Power

California Takes Steps to Repeal ‘Unfair’ Welfare Rule Affecting 130,000 Children

Known as the Maximum Family Grant Rule, the provision bars low-income women and families who have another child from receiving increases in welfare benefits under the state program CalWORKs.

Policies that punish families on public assistance for having more children actually push families deeper into poverty, according to a policy paper by the Center on Reproductive Rights and Justice at the University of California, Berkeley. Shutterstock

A California family-benefit rule that critics have long denounced as racist and sexist would be repealed under a 2016 budget deal reached Thursday by Gov. Jerry Brown (D) and key Democratic lawmakers.

Known as the Maximum Family Grant Rule (MFG), the provision bars low-income women and families who have another child from receiving increases in welfare benefits under the state program CalWORKs.

Critics have argued the rule denied much-needed assistance to approximately 130,000 of the state’s most vulnerable children. The repeal would cost the state $100 million in the first year, as the Sacramento Bee reported.

“CalWORKs was a critical program that helped stabilize our family on solid ground while I made that tough climb [toward self-sufficiency and empowerment],” said Bethany Renfree, former CalWORKs recipient and policy director of the State Commission on the Status of Women and Girls, in an online statement. “Repeal of this unfair rule will have deeply felt implications for all of the families who might have been denied help.”

The additional benefit for each child is an estimated $130 per month.

Some 16 states have some form of the MFG rule on the books to deny increased benefits to growing families—often those of color.

California, where the rule has been in place since 1994, uniquely allows exceptions to the rule in cases of contraceptive failure. The exception applies only if recipients were using “approved” long-acting birth control—a provision critics have called an invasion of privacy.

As Jamelle Bouie of Slate reported in 2014, family caps—another name for these policies that deny families additional benefits if they have more children—were designed to combat the myth of the “welfare queen,” welfare recipients who bear more children to receive more aid.

Research has disproven this premise and also has suggested that family cap rules push families deeper into poverty.

A policy paper Elena R. Gutiérrez, associate professor at the University of Illinois at Chicago, wrote for the Center on Reproductive Rights and Justice at the University of California at Berkeley debunks the notion that women on welfare have more children than do others. It notes that most CalWORKS families include one or two children, a figure consistent with the state’s overall birthrate. Although one national study suggested a link between family caps and lower birthrates, that effect occurred only in states that provided public funding for abortion care for low-income individuals, according to the paper.

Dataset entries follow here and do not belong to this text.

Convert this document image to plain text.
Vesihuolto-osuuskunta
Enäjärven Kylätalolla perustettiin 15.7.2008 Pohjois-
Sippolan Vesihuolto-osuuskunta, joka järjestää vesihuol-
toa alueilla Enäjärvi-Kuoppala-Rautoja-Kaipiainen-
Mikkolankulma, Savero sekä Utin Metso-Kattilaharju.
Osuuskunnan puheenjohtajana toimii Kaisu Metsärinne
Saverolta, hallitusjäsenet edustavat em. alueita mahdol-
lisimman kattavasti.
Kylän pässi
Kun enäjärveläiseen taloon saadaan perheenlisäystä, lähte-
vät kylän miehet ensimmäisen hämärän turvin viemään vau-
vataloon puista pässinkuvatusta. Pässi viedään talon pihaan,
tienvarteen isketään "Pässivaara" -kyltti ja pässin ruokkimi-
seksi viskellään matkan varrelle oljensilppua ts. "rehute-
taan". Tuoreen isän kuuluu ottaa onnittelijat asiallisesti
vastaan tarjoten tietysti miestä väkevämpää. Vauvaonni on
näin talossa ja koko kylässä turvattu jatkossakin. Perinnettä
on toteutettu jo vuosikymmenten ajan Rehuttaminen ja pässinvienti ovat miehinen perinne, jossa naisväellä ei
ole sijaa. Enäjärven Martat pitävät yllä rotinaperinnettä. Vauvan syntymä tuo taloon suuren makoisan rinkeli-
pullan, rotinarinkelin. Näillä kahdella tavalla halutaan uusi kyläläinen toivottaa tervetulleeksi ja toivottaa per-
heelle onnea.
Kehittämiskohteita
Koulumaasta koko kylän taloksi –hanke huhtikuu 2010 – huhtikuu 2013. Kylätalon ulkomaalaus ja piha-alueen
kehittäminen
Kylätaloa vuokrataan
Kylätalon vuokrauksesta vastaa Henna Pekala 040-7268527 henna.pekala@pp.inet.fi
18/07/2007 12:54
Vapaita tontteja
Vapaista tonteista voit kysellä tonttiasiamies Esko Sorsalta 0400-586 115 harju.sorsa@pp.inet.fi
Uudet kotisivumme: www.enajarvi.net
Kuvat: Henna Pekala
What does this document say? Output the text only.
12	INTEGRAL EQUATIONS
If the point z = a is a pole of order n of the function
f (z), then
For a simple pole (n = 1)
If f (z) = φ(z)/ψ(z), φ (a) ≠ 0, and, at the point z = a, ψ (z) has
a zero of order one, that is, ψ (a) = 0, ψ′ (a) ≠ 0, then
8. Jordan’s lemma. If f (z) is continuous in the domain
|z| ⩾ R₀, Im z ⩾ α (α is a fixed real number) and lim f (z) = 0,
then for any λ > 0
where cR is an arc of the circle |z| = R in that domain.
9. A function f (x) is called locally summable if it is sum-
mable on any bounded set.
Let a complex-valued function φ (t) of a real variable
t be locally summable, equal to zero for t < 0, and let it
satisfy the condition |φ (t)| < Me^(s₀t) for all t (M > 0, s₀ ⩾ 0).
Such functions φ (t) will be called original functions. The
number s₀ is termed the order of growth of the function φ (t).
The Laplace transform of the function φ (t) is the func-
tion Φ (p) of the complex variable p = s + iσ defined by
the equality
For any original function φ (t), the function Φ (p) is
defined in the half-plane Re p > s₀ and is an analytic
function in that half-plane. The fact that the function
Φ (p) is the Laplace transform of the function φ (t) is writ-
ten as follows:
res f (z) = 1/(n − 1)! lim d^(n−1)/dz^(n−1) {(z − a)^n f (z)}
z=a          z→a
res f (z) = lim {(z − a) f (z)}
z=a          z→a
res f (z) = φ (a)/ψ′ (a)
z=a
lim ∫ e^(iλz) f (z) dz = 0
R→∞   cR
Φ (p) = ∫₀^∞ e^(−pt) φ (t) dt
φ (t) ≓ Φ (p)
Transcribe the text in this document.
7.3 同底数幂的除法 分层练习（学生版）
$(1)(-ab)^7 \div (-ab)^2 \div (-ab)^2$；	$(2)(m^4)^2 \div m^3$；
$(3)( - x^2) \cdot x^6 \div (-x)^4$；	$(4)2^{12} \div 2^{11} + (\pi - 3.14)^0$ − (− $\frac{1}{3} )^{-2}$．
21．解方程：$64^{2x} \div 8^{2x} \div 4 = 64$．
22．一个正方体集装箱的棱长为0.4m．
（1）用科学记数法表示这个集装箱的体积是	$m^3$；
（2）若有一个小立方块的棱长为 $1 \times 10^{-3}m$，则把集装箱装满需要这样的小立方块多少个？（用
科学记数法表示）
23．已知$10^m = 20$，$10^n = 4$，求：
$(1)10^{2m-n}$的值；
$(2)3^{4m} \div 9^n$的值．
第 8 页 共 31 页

Previous attempts to repeal the rule stalled in the state legislature, as Rewire has reported.

This go-round, the budget deal was backed by more than 130 groups, including ACCESS Women’s Health Justice; the American Civil Liberties Union of California; California Latinas for Reproductive Justice; the Center on Reproductive Rights and Justice; the County Welfare Directors Association of California; the California Partnership; and the Western Center on Law and Poverty.

Last month, petitioners turned over 8,500 signatures to Gov. Brown, urging him to work with lawmakers to repeal the rule.

The budget act must still be voted on by the entire legislature and then signed by the governor.